Design Considerations of a Sub-50 {\mu}W Receiver Front-end for Implantable Devices in MedRadio Band

TL;DR

This paper analyzes and designs a sub-50μW receiver front-end for implantable devices, achieving high data rates with ultra-low power consumption suitable for medical applications.

Contribution

It introduces a mixer-first architecture with specific components optimized for ultra-low power, demonstrating feasibility of high data-rate communication within 50μW power constraints.

Findings

Achieves 10Mbps data rate at <5pJ/bit energy efficiency.

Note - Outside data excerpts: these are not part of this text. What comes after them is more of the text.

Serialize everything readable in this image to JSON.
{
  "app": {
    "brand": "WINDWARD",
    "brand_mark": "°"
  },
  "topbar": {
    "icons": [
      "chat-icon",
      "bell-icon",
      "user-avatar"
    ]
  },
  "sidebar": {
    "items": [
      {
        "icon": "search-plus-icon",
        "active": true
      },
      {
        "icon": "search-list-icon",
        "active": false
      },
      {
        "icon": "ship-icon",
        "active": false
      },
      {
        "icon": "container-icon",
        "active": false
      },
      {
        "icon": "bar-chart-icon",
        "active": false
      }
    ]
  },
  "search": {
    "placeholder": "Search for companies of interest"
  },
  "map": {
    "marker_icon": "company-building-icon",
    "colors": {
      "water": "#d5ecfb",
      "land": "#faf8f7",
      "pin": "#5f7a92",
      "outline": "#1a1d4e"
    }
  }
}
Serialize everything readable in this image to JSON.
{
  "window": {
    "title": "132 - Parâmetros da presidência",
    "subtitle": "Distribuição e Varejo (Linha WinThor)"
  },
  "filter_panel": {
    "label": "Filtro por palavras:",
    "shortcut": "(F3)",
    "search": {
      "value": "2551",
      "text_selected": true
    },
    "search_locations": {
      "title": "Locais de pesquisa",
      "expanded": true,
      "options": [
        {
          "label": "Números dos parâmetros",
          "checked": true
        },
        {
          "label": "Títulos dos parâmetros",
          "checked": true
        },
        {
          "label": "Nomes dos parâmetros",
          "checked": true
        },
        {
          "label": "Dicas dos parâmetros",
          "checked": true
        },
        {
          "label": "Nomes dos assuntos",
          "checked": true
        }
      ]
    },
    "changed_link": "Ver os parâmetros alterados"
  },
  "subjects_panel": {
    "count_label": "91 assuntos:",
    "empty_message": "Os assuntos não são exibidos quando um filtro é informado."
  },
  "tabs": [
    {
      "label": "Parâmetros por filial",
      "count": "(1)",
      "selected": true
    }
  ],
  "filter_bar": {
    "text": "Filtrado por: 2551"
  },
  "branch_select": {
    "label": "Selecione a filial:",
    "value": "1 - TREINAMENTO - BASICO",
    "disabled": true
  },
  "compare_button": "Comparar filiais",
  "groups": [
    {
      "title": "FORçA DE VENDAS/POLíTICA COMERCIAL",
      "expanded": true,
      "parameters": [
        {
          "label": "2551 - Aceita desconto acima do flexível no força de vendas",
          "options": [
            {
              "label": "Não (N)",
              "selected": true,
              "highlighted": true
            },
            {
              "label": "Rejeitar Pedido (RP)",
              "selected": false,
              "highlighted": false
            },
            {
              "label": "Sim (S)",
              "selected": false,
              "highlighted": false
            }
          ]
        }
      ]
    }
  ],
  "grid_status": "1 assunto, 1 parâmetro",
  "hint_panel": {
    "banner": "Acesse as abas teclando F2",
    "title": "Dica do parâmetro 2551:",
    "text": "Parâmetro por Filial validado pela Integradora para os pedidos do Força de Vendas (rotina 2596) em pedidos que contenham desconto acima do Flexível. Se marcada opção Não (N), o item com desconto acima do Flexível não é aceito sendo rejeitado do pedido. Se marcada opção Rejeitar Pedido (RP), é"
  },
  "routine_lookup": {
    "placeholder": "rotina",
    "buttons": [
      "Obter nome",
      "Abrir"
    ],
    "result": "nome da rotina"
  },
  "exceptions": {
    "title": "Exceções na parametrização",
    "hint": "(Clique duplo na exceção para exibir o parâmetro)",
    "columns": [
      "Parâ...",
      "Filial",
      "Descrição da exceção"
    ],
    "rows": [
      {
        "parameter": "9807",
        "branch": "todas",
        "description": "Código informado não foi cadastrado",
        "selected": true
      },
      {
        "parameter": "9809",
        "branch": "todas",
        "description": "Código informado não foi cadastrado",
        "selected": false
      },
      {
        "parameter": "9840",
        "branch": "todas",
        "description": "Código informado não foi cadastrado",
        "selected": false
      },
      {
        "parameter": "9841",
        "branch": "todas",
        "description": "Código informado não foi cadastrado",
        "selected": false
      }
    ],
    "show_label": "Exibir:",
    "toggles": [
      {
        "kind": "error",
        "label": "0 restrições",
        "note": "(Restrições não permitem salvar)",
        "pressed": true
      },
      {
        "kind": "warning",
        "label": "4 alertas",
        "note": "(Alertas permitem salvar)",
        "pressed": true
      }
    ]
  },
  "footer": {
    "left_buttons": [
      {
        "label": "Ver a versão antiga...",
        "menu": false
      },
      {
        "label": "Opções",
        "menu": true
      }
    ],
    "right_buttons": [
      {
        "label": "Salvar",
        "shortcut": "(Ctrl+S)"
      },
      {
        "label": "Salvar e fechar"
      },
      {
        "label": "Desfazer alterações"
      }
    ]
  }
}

Identifies active matching and RF gain as power prohibitive in low-power design.

Proposes a novel mixer-first architecture suitable for implantable medical devices.

Abstract

Emerging health-monitor applications, such as information transmission through multi-channel neural implants, image and video communication from inside the body etc., calls for ultra-low active power (<50${\mu}$W) high data-rate, energy-scalable, highly energy-efficient (pJ/bit) radios. Previous literature has strongly focused on low average power duty-cycled radios or low power but low-date radios. In this paper, we investigate power performance trade-off of each front-end component in a conventional radio including active matching, down-conversion and RF/IF amplification and prioritize them based on highest performance/energy metric. The analysis reveals 50${\Omega}$ active matching and RF gain is prohibitive for 50${\mu}$W power-budget. A mixer-first architecture with an N-path mixer and a self-biased inverter based baseband LNA, designed in TSMC 65nm technology show that sub 50${\mu}$W performance can be achieved up to 10Mbps (< 5pJ/b) with OOK modulation.